PENANG: Penang is giving itself 10 years to eliminate “backwater dwellings” in urban areas after Prime Minister Datuk Seri Dr Mahathir pointed out the glaring disparity in development here.
Stressing that the problems could not be resolved overnight, Deputy Chief Minister Datuk Dr Hilmi Yahaya said there were 2,000 dilapidated homes on state land alone.
“We are employing a multi-pronged strategy involving various government departments and agencies and the private sector to build affordable homes for the urban poor and check the squatter problem,” he said after opening the northern zone Rakan Muda Integrity Programme at Balik Pulau Sports Complex yesterday.
Dr Mahathir had said during his two-day working visit here on Saturday that living conditions were still similar to the pre-World War II era in some areas, and that the dilapidated wooden homes showed the dwellers had been “left behind” despite the state’s steady progress.

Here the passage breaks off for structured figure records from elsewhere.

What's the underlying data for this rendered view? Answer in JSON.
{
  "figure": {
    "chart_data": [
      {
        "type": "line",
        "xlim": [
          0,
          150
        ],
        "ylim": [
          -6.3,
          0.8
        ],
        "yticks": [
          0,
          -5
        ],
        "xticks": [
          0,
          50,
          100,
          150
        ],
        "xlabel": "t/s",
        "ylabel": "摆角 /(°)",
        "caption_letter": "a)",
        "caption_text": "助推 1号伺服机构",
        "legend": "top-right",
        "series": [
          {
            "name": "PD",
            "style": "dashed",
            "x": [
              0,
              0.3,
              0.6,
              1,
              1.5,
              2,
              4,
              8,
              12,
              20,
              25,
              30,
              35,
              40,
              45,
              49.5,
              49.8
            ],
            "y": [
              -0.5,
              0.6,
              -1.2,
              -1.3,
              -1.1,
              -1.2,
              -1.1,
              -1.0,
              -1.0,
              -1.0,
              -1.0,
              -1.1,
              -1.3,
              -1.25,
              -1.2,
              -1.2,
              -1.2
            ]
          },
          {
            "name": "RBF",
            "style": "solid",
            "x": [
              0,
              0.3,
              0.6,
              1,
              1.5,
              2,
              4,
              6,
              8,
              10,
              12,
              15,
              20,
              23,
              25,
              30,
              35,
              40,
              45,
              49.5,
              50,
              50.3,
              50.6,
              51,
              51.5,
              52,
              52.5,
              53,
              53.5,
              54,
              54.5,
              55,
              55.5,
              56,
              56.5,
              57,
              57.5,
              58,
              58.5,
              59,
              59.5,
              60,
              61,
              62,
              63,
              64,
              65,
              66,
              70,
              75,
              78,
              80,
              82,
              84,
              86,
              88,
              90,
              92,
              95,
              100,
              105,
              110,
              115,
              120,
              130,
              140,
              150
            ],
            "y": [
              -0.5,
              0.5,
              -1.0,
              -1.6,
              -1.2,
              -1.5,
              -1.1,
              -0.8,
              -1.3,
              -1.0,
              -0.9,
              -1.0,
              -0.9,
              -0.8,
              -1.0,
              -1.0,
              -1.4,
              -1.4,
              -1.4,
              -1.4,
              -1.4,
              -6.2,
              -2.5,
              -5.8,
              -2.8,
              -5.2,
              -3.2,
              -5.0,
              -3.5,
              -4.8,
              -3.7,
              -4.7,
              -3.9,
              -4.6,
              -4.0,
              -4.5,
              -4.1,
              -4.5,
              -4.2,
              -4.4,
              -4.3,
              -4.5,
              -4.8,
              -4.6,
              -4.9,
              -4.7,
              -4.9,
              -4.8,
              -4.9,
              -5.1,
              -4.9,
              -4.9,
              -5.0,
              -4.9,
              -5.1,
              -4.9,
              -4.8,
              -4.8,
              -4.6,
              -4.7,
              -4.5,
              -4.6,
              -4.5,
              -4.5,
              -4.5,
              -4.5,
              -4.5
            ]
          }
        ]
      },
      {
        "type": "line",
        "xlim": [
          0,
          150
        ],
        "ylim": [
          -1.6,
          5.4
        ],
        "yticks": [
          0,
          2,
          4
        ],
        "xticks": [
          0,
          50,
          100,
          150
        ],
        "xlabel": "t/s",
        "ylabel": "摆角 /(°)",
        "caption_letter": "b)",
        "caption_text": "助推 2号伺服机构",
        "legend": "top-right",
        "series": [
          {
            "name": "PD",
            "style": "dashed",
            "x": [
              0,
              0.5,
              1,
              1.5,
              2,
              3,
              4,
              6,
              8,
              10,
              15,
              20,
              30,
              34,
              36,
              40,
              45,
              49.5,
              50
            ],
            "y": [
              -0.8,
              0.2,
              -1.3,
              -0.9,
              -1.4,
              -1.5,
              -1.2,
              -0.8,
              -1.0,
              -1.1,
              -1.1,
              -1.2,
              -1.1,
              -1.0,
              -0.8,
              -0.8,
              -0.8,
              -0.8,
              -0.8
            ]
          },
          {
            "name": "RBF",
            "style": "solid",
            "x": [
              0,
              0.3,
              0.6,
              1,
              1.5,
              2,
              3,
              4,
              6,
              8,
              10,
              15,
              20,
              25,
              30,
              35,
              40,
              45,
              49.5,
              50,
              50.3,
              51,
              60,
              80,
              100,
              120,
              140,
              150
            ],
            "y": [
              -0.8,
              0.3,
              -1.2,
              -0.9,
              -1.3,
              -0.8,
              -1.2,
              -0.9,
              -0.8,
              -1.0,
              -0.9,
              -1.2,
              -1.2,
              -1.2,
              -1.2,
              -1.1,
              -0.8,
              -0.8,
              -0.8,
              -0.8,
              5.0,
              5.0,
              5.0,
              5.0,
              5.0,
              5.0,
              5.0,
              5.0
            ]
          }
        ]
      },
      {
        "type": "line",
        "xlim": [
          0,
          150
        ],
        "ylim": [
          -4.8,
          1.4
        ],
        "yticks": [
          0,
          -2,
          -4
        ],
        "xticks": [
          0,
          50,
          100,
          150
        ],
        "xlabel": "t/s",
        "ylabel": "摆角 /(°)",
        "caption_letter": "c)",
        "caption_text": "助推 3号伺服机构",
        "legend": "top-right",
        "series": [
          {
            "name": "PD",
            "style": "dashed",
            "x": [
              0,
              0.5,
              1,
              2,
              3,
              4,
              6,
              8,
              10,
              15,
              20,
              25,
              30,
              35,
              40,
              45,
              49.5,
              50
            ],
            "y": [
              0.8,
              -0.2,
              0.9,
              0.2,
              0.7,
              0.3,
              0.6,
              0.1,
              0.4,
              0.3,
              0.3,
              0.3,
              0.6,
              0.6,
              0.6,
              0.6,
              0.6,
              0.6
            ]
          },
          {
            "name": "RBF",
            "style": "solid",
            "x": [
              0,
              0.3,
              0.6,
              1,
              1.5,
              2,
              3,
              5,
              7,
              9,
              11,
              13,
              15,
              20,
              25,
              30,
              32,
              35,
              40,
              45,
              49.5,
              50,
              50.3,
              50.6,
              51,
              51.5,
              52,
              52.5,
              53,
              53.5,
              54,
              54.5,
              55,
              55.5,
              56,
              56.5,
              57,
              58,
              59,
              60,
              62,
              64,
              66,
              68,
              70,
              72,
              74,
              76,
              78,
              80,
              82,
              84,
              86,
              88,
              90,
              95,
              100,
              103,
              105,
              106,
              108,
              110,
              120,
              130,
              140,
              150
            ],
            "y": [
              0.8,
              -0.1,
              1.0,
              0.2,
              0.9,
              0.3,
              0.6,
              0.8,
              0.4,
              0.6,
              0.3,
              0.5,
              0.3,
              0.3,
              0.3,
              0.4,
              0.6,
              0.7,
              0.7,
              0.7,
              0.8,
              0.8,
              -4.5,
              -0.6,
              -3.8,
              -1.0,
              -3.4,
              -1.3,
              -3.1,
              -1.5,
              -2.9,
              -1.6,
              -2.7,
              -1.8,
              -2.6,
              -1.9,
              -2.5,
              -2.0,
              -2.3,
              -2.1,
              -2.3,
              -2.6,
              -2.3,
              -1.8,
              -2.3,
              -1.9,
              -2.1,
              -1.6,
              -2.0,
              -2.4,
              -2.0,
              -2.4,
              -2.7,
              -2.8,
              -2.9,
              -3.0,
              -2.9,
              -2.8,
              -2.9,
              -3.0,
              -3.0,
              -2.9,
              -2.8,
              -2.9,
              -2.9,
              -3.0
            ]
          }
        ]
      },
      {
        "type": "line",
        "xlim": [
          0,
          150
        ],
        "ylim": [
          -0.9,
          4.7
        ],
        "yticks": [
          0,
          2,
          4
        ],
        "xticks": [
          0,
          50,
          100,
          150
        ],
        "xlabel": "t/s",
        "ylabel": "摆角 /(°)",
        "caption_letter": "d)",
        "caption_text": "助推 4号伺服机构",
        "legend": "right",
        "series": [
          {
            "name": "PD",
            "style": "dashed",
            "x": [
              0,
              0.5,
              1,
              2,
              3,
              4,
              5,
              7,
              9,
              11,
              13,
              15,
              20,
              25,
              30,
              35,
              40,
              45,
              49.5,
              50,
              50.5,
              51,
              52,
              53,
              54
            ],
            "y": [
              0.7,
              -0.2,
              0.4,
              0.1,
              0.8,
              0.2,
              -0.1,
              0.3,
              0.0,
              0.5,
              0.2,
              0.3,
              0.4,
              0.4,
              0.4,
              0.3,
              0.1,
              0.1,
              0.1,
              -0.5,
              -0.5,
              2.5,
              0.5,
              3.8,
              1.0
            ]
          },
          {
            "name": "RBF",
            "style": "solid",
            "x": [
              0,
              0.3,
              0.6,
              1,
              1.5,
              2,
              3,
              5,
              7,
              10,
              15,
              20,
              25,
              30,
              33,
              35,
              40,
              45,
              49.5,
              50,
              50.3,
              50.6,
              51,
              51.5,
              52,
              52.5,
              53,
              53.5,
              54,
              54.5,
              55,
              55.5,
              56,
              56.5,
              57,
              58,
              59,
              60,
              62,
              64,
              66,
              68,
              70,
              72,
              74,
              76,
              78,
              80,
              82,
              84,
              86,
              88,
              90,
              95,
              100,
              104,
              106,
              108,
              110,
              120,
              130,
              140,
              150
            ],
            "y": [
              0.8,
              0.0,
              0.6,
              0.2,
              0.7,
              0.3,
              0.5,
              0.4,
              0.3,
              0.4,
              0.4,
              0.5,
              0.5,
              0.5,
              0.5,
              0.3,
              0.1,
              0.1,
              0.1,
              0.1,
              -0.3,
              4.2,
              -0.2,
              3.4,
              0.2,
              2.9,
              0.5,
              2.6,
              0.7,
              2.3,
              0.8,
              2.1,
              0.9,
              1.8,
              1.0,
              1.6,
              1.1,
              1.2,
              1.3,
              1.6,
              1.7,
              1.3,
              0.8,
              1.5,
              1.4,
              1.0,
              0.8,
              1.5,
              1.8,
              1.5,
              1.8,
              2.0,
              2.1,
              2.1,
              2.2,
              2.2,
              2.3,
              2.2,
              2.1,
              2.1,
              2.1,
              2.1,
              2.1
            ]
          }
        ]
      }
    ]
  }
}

Dr Hilmi, who also chairs the Urban Poverty Eradication Committee set up last year, said the committee had identified congested urban villages in Sungai Pinang and Jelutong on the island and Prai and Bagan on the mainland that could be redeveloped to improve living conditions.
“We are issuing a tender for a project to build 200 flats along Sungai Pinang,” he said, adding that a total of 160 low cost units would be built on the heritage enclave in Mesjid Lebuh Aceh, Lebuh Buckingham and Chulia Street.
Dr Hilmi said more low cost units would be built on municipal council land and wakaf (endowed) lots.
They would be funded through federal allocations and developed by private sector companies or corporatised bodies.
He said it was easier to set a time limit to improve the living conditions of those staying on government land, “but we cannot force private owners to develop their land as quickly as we want.”